Etkinleştirici faktörler
Sorunların yerel halkla paylaşılması ve çözüme yönelik çabaların yönlendirilmesi:
Yapılan ön ankette, yerel sakinlerin yerel doğa/çevre kültürünün gerilemesine ilişkin bir kriz hissine sahip oldukları görülmüştür.
Ortaklık ve işbirliği:
Eğitim programının kalitesini artırmak için yerel kurum, kuruluş ve uzmanlar arasında işbirliği.
Karşılıklı öğrenme:
Birbirlerinin bilgi ve deneyimlerine saygı duyulması ve katılımcılar arasında küçük çıktıların oluşturulması.
Faydaların geri dönüşü:
Faydaların gelecekte topluma geri döneceğine dair bir beklenti vardı.
Çıkarılan dersler
Doğa/Çevre Kültürü Yaklaşımı:
Doğayı/çevre kültürünü ve toplumu korumanın manevi tatmini ile kendi kendini idame ettiren ekonomik kalkınmanın eğitim programına entegre edilmesi, katılımcıların çağdaş ihtiyaçlarını karşılarken bölgenin refahını da artırmıştır.
- Turizmde, doğa/çevre kültürüne dayanan ve program uygulayıcıları için yerel gurur ve kimliği güçlendirebilecek içerikler, yerel doğa/çevre kültürünün benzersizliğini turistlere tanıtır.
- Refah alanında, doğa/çevre kültürü yaklaşımı, doğa/çevre kültürüne dayalı tutarlılık duygusuna saygı gösterdiğinde ve güvenlik duygusu sağladığında daha etkilidir.
- Eğitimde, müfredat doğa/çevre kültürüne dayandırılırsa, katılımcılar yerel gurur ve kimliklerini güçlendirebileceklerdir. Gelenekleri aktarmak için bir fırsat sağlar.
- Sürekli öğrenme:
Sürekli, adım adım öğrenme, eğitimin etkinliğini pekiştirir.
Etkiler
Çevresel:
Çözüm, istilacı yabancı türlerle mücadele ihtiyacı konusunda yerel farkındalığın artırılmasına katkıda bulunan yerel katılımlı sürekli bir yaban kedisi kontrol programının geliştirilmesiydi.
Sosyal ve kültürel:
Adaların Dünya Doğal Mirası olarak tescili sadece doğanın bilimsel değerini teyit etmekle kalmadı, aynı zamanda doğayla uyum içinde yaşayan ada sakinlerinin yaşam tarzı ve kültürünün değerini yeniden teyit etti ve onları takımadalar için gelecek planlarında açıkça konumlandırdı.
Adaların bireyselliği ve özellikleri tanındı ve bu özelliklerden en iyi şekilde yararlanan sürdürülebilir bir toplum yaratma çabaları güçlendirildi.

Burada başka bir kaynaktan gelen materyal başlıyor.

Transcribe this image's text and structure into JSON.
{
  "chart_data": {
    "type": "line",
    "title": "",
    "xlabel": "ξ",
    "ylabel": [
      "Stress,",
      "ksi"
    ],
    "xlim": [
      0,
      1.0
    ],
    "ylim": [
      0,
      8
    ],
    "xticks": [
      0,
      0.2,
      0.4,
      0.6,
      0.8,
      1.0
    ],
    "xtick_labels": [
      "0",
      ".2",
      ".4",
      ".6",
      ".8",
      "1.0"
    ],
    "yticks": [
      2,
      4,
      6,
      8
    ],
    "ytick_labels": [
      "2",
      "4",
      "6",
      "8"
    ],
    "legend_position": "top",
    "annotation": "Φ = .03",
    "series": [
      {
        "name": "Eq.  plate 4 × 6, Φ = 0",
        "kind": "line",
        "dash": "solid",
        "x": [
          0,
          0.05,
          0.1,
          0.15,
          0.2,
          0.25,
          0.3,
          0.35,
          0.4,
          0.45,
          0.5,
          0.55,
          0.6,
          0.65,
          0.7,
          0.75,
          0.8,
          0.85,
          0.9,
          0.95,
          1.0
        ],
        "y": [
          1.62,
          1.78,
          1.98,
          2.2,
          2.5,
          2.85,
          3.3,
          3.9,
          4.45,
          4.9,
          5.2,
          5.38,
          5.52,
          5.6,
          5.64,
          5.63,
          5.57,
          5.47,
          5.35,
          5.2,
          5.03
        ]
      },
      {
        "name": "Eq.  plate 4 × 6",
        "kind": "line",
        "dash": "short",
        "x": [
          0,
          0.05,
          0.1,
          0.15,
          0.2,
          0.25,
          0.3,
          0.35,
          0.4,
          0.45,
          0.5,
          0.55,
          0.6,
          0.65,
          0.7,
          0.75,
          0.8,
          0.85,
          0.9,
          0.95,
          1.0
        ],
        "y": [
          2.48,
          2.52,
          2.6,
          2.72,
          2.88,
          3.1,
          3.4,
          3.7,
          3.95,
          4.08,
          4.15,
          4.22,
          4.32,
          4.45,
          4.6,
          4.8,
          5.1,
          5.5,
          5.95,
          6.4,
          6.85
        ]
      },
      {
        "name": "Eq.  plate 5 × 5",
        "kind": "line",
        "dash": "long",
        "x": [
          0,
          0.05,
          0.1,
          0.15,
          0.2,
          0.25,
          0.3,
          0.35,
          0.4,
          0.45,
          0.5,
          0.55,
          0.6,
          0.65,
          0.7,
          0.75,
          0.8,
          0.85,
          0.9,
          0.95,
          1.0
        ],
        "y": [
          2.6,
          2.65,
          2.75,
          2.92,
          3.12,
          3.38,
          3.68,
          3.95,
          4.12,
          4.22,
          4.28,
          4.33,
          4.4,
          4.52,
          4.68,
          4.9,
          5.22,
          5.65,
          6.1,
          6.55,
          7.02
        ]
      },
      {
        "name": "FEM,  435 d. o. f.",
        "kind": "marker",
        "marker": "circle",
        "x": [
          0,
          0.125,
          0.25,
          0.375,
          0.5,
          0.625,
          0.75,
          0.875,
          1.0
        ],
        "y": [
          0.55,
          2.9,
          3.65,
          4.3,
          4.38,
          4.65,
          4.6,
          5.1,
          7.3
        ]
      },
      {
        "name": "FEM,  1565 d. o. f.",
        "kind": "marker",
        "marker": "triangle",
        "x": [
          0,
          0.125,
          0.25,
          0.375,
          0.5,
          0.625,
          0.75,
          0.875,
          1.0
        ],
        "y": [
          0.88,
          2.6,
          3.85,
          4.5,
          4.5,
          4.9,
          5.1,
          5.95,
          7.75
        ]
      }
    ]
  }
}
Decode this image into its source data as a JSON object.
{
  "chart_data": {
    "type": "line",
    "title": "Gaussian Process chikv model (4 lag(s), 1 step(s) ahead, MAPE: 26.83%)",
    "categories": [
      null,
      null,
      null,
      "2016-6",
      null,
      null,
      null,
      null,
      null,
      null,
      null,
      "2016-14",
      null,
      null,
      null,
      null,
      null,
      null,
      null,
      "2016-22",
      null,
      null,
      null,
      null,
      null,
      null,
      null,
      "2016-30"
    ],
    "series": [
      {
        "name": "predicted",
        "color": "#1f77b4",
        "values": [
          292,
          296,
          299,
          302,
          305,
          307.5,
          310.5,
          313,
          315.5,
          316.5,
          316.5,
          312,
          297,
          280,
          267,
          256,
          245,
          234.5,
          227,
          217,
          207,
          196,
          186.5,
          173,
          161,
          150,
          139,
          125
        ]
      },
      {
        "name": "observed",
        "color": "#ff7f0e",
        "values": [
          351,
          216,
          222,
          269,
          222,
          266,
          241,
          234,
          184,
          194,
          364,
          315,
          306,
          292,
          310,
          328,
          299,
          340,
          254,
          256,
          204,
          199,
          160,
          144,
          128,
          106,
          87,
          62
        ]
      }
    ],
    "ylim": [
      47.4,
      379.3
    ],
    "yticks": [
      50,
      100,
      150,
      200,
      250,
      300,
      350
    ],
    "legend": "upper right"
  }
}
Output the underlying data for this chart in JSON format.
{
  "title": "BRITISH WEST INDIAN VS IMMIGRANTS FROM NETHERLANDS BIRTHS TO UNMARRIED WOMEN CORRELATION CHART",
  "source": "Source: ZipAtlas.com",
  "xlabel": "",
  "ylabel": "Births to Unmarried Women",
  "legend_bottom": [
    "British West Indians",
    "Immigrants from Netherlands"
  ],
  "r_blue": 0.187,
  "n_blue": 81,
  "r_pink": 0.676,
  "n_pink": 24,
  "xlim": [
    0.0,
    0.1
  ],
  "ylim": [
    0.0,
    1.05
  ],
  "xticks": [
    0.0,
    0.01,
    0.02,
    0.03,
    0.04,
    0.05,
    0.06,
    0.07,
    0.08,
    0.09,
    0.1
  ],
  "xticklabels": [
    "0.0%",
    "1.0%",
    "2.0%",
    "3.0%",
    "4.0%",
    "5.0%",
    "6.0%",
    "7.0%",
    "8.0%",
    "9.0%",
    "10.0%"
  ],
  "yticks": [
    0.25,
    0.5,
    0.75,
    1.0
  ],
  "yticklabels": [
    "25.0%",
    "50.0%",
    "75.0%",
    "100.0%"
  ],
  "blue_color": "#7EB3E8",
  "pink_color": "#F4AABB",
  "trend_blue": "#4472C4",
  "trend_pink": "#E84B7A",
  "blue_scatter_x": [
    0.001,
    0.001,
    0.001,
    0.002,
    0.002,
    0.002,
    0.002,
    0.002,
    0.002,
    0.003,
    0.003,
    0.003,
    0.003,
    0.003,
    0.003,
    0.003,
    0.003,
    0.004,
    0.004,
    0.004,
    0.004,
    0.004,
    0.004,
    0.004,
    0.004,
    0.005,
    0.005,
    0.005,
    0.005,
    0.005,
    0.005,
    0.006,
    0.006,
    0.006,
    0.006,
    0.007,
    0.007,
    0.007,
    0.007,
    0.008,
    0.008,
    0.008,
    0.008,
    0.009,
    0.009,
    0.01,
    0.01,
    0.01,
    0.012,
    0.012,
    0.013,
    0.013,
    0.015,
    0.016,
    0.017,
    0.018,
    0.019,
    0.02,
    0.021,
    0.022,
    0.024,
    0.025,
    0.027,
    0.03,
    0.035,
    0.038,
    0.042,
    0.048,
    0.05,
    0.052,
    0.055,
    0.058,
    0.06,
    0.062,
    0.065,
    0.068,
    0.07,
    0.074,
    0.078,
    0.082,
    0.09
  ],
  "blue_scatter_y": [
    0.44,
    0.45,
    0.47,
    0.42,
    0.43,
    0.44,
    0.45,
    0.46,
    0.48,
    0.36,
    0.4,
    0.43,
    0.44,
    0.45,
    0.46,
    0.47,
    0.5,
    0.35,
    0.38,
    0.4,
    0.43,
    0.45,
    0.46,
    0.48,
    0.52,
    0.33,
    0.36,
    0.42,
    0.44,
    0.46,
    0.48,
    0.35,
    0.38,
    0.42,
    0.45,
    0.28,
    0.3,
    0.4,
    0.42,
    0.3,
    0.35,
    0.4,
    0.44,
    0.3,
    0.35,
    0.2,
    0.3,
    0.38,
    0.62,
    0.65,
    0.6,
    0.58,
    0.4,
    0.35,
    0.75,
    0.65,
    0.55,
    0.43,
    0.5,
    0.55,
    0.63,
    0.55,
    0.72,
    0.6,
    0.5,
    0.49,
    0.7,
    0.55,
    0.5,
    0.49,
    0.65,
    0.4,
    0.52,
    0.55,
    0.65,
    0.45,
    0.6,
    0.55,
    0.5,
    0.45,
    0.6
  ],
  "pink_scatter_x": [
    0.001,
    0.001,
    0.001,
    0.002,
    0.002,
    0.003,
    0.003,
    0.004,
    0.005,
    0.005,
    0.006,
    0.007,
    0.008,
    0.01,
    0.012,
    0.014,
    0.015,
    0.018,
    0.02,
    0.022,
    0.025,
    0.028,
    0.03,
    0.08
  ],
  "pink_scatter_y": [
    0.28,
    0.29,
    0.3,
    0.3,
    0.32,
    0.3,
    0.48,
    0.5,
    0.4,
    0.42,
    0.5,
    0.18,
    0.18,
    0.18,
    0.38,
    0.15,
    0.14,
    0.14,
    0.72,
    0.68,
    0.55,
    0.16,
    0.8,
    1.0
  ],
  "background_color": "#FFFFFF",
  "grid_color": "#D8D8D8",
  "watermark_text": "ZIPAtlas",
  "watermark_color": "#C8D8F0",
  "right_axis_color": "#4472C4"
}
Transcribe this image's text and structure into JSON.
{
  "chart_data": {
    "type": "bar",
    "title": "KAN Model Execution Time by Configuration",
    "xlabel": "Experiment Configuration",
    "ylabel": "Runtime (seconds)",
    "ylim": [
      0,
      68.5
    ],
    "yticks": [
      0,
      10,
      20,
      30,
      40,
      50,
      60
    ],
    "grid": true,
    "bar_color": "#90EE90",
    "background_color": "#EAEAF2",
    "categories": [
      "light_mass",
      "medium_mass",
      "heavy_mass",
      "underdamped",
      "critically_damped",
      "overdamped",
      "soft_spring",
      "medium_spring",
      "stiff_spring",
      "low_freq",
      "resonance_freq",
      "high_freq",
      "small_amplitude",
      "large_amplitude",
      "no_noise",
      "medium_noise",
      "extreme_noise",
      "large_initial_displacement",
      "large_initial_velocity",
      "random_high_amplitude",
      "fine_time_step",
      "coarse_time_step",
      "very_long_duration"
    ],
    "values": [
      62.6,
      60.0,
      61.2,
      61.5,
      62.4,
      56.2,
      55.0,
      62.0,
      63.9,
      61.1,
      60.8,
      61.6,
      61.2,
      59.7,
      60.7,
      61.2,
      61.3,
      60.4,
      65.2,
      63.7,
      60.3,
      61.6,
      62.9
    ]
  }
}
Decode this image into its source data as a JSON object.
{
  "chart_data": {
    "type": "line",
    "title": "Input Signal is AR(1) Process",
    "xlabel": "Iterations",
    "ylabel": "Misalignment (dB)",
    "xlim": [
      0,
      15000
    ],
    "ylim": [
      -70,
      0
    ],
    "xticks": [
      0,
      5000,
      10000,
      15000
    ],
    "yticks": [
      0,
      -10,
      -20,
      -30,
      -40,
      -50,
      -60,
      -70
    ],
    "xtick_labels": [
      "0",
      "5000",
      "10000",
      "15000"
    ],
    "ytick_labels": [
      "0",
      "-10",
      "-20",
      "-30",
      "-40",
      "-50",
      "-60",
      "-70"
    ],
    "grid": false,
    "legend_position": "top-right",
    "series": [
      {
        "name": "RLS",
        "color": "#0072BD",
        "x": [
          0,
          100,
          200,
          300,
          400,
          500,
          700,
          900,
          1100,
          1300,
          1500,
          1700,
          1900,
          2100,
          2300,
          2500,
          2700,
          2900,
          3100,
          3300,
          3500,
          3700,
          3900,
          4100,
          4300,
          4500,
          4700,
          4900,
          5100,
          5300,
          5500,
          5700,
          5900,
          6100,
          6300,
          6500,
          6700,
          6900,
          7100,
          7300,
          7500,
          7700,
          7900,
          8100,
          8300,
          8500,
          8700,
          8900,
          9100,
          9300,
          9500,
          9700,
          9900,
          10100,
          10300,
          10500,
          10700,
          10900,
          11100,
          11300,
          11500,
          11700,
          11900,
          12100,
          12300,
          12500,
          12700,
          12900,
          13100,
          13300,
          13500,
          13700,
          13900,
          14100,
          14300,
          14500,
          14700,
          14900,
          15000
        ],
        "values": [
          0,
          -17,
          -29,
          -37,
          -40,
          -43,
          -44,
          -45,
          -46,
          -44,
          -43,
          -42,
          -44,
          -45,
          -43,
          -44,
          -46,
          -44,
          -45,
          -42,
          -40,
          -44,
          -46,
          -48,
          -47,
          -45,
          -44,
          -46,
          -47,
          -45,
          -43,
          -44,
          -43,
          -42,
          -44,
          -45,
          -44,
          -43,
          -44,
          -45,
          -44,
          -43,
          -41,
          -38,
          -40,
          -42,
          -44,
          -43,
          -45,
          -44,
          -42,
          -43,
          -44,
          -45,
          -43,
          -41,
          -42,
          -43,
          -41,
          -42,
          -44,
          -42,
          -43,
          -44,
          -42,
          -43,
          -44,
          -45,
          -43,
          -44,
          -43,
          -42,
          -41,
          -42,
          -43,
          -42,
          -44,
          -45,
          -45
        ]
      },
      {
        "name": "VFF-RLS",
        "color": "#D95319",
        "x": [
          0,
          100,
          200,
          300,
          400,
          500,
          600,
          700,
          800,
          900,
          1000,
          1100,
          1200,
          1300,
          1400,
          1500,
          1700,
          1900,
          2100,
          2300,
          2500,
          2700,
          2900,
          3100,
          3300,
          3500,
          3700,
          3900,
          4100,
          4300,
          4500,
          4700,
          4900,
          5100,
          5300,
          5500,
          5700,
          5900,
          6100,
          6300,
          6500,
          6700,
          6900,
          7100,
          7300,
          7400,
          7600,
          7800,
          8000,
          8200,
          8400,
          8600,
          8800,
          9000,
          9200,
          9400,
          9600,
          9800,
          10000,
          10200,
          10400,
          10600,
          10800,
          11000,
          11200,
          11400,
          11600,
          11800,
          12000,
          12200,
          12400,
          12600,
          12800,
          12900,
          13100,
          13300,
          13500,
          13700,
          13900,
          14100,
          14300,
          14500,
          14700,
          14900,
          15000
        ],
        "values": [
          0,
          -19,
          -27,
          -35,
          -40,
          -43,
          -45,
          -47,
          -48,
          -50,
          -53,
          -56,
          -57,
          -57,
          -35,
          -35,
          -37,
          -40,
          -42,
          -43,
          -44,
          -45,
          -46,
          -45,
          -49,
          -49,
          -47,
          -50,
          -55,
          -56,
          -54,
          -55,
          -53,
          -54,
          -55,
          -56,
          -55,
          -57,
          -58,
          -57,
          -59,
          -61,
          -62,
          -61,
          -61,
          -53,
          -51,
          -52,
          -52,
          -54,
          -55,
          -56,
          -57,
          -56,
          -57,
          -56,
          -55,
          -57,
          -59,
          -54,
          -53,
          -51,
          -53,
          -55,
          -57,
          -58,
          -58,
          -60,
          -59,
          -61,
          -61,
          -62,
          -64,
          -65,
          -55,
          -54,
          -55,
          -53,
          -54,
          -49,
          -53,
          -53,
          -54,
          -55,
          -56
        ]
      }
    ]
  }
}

Adanın seleflerinin düşünceleri, bilgeliği, teknolojisi ve yaşam tarzının yanı sıra bilim ve akademinin uzmanlık bilgisi hakkında bilgi edinme fırsatlarını artırarak doğayla bir arada var olan yeni bir kültürün yaratılması.
Ekonomik:
Adanın kaynaklarından yararlanan endüstrilerin geliştirilmesinin önemi teyit edilmiş ve bu yöndeki çabalar teşvik edilmiştir. Turizm alanında, takımadalar arası işbirliğinin önemi ve potansiyeli teyit edilmiş ve turizm sektöründe geniş alanlı işbirliği güçlendirilmiştir.
Yararlanıcılar
Bu çözümün ana yararlanıcıları Amami Takımadaları'nda yaşayan veya bulunan yerel topluluklar, işletme sahipleri ve belediyelerdir. Çözüm aynı zamanda miras alanını ziyaret edenlere de fayda sağlamaktadır.